Утром мы прибыли в Архангельск. Зимой я увидел его в первый раз. Летом с вокзала в город ходил пароход «Москва», обладавший громогласнейшим гудком. Зимой по льду Двины прокладывали трамвайный путь на длинных и широких шпалах. Вагончики бегали в одиночку, без прицепа. Впервые я ехал на трамвае по льду, и это создавало какое-то ощущение Дальнего Севера.
Под штаб-квартиру экспедиции Морского научного института горсовет выделил помещение в особняке (дом № 10 по Вологодской улице), с высокими потолками, широкими окнами. В большой и светлой комнате с балконом и красивой изразцовой печью поселились А. Д. Старостин, В. М. Голицын, М. В. Афанасьев и я — основные кадры сотрудников института в Архангельске со специальностью «на все руки».
Комната была великолепной, но с меблировкой дело обстояло плохо: имелась только одна кровать, большой стол и несколько стульев. На наше счастье, уже были изготовлены матрацы для «Персея». Положив 5-6 штук один на другой, мы устроили постели, мягкие, но неустойчивые (во сне легко было скатиться на пол с этой горы). Стены украсили сигнальными флагами, ружьями, спасательными кругами, придав комнате «морской вид». Одна ее половина, где мы спали, служила кубриком, а угол, где стоял обеденный стол, назывался кают-компанией и приемной. Жили мы дружной, веселой и деятельной семьей.
Полвека назад большинство москвичей имело превратное представление об Архангельске. Для них это был дикий Север, где обитают промышленники-поморы да политические ссыльные. Мне зимний Архангельск показался даже более уютным, чем летний. Снежный покров скрывал дефекты города, особенно грязь немощеных улиц на восточной окраине, называемой «на мхах». Мои рассказы о городе, о его трамвае, драматическом театре (почему-то называвшемся «Показательным»), неплохой оперетте, краеведческом музее, красивой набережной с березовой аллеей многие воспринимали не только с удивлением, но и с недоверием. Они объясняли мои описания Архангельска особой симпатией к нему, основанной на каких-то интимных чувствах. Я не могу полностью отрицать такие мотивы, но моя характеристика города была абсолютно объективной и недоверчивое ее восприятие меня сердило. В отместку, подделываясь иногда под клондайкские представления москвичей, я начинал рассказывать совершеннейшие небылицы, а их слушали с вниманием и интересом. Так, завирал я, например, что к середине зимы город заваливает снегом и по улицам начинают ходить на лыжах, трамвай ходит как бы в снежной траншее и видна только его крыша. На окраинные глухие улицы заглядывают белые медведи. И однажды ночью, а ночь длится там всю зиму, медведь забрел в снежную трамвайную траншею. Стенки траншеи высокие, отвесные. Утром пошел трамвай, медведю деваться некуда, и он бросился бежать по траншее, пока на перекрестке не свернул в сторону. Бежит медведь перед вагоном, а тот едет да позванивает.

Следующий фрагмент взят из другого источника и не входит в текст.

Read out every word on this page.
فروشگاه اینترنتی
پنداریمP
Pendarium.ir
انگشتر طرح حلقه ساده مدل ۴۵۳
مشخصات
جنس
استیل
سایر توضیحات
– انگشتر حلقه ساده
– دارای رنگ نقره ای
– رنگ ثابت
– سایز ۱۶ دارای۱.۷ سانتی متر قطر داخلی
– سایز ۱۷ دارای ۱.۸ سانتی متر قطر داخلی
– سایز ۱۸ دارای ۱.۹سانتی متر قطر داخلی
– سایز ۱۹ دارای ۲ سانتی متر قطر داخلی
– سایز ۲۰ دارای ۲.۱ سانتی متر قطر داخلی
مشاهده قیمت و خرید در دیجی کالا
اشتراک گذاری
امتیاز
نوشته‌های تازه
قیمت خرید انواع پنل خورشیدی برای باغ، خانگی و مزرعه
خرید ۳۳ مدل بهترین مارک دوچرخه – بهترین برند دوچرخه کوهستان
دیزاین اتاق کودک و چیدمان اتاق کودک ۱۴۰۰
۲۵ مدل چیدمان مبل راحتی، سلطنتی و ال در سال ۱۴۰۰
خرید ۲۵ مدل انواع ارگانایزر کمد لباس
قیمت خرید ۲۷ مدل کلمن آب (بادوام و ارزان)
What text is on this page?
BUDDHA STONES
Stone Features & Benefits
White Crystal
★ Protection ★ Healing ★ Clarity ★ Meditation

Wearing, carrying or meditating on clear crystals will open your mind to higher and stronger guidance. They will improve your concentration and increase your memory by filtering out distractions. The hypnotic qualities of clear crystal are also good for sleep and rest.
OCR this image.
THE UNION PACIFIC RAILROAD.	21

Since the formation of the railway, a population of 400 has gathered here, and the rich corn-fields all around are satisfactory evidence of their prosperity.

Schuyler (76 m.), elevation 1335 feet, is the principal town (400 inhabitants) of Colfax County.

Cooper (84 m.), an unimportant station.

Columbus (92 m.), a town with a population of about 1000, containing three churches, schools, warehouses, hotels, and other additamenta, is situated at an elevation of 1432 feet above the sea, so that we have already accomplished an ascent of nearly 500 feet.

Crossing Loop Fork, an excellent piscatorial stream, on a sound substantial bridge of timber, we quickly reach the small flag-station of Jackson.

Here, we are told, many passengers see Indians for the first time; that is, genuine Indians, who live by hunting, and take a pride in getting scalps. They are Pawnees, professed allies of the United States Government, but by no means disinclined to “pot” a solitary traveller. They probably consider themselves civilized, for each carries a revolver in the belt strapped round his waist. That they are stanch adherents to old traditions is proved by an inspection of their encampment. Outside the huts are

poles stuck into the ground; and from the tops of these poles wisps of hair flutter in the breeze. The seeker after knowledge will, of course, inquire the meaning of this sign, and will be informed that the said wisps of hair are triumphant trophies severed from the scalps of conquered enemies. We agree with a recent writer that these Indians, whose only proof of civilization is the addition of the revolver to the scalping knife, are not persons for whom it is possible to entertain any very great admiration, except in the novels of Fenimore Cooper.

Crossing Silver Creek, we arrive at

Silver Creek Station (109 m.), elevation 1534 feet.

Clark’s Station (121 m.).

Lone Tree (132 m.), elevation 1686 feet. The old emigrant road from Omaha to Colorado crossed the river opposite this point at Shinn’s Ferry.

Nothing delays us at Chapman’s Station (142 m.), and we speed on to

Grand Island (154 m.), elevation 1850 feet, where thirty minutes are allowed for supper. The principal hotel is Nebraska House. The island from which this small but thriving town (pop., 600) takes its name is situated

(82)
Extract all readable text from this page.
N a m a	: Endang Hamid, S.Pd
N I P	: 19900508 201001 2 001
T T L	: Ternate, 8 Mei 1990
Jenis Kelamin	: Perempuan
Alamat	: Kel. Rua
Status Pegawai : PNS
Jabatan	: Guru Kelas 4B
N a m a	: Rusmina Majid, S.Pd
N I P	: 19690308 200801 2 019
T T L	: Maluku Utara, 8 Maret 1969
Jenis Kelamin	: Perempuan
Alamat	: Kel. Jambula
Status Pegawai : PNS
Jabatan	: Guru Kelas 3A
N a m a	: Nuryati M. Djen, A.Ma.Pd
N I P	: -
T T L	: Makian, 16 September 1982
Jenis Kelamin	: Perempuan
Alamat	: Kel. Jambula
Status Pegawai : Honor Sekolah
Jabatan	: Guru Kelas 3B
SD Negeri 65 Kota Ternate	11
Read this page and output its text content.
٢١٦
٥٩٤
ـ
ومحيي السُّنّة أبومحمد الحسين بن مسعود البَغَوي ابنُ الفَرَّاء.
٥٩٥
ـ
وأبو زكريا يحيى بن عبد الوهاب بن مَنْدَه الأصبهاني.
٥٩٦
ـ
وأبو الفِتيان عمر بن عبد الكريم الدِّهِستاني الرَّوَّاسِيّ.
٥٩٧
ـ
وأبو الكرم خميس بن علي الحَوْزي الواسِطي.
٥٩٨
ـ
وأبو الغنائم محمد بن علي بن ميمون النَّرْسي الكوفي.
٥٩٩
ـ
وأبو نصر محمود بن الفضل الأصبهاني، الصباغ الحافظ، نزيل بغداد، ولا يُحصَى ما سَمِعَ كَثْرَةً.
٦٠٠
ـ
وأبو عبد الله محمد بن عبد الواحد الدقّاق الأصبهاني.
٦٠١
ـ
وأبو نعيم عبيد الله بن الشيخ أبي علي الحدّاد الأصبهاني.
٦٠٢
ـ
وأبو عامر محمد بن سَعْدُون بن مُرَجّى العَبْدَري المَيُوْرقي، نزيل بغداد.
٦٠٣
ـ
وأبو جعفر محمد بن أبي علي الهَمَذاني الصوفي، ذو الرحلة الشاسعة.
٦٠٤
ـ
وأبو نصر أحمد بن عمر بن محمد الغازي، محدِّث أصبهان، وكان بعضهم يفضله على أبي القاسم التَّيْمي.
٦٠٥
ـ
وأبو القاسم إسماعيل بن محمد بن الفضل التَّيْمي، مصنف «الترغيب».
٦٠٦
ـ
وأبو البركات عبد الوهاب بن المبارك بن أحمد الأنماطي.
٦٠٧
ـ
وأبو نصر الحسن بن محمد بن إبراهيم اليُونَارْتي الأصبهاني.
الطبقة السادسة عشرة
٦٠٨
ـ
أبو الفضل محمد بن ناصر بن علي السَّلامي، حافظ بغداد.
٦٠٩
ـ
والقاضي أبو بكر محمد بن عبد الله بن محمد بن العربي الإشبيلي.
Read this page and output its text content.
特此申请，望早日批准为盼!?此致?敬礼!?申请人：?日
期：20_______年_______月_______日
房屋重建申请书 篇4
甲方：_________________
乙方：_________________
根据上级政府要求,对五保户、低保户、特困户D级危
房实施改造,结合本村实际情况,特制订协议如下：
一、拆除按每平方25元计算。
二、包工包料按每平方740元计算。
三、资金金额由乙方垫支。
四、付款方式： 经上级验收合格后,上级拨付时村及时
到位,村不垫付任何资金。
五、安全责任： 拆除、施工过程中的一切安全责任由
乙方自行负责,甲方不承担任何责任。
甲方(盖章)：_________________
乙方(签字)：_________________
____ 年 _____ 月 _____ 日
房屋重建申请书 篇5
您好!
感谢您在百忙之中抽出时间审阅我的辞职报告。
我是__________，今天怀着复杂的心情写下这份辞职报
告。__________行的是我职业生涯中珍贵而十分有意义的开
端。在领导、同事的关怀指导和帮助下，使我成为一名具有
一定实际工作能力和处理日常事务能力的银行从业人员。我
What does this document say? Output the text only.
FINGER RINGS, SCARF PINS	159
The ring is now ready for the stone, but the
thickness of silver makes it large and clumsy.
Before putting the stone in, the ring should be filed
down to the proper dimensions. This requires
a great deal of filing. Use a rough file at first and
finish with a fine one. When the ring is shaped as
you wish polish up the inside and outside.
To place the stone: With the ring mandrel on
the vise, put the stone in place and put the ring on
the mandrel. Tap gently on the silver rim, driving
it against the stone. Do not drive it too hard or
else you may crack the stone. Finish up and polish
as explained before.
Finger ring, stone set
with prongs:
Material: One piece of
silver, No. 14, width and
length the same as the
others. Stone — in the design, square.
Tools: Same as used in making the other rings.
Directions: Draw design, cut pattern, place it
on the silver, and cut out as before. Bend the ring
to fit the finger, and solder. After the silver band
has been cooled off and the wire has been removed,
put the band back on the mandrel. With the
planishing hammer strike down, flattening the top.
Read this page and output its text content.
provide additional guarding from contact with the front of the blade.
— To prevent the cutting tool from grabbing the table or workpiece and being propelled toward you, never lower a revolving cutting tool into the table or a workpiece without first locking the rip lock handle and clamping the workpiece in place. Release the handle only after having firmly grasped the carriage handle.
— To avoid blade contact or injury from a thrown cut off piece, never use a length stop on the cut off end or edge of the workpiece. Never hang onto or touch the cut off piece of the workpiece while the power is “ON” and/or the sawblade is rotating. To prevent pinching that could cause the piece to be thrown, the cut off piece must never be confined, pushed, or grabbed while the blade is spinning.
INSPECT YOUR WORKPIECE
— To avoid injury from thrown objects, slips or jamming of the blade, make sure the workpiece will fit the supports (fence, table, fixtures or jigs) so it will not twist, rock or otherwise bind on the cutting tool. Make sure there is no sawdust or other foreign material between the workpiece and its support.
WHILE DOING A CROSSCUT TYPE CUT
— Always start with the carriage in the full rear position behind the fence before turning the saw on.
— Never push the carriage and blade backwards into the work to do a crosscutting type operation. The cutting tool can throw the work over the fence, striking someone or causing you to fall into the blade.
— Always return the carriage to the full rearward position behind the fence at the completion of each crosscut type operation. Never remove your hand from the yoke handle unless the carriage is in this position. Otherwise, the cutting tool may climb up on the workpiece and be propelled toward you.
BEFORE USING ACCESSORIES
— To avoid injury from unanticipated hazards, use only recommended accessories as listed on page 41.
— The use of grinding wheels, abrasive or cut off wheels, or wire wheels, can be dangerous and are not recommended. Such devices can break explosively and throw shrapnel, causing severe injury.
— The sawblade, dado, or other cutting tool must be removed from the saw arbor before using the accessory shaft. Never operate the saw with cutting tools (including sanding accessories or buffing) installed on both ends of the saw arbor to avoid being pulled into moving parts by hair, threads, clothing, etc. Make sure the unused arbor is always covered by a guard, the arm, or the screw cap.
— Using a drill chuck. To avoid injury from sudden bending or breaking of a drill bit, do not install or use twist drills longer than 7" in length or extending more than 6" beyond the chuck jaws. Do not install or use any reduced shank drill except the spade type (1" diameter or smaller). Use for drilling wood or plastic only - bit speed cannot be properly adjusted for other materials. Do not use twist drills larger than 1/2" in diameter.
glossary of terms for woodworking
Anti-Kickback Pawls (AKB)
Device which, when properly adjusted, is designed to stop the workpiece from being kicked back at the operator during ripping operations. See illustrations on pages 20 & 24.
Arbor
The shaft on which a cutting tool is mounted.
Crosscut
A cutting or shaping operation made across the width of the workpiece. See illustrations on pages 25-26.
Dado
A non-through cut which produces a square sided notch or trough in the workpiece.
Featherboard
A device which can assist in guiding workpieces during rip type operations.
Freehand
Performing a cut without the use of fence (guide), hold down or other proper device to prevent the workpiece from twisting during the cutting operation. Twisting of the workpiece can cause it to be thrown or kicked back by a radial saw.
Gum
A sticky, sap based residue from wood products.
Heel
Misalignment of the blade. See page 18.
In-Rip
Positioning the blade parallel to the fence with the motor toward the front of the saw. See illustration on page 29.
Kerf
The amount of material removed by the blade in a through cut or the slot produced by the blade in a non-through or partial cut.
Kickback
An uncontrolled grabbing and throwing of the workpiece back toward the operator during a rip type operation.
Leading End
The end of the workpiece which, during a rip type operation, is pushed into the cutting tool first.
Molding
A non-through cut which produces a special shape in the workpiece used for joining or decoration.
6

Такие «правдивые» россказни пользовались всякий раз успехом, а на меня смотрели чуть ли не как на джек-лондоновского героя.
На самом же деле в Архангельске выпадает немного снега, и в морозные дни под ногами пешеходов громко скрипят и потрескивают дощатые тротуары.
…Итак, мы приступили к созданию «Персея». Архангельский судоремонтный завод отказался производить работы на «Персее», но предоставил место для стоянки у своего причала и мастерские. Инженеров, механиков и мастеров мы должны были подыскивать сами и сами расплачиваться с ними.
Но где достать все необходимые машины и механизмы? Выход был один: добывать старые и ремонтировать!
Начались поиски. Главную машину, и котел нам разрешили снять с парового буксира «Могучий». Но… он лежал на дне Северной Двины.
В 1916 году из Англии в Архангельск пришел караван пароходов, груженных взрывчаткой и снарядами. Пароходы ошвартовались у причалов Бакарицы для разгрузки. Внезапно на одном произошел сильнейший взрыв и начался пожар. От детонации начались взрывы и пожары на других пароходах и береговых складах. Вся Бакарица превратилась в страшный грохочущий извергающийся вулкан. На противоположном берегу реки, в Архангельске, вылетели почти все оконные стекла в домах. Металлические конструкции пароходов находили потом в нескольких километрах от Бакарицы. В этом адском пекле погибли пароходы, не только загруженные снарядами, но и все находившиеся поблизости. В том числе затонул совсем новый буксирный пароход «Могучий», на нем была паровая машина мощностью 360 лошадиных сил.
Буксир подняли со дна, машину сняли, разобрали и доставили в мастерскую судоремонтного завода. Кроме того, использовали котел, некоторые вспомогательные механизмы и металл обшивки корпуса. От буксира остались киль да ребра шпангоутов.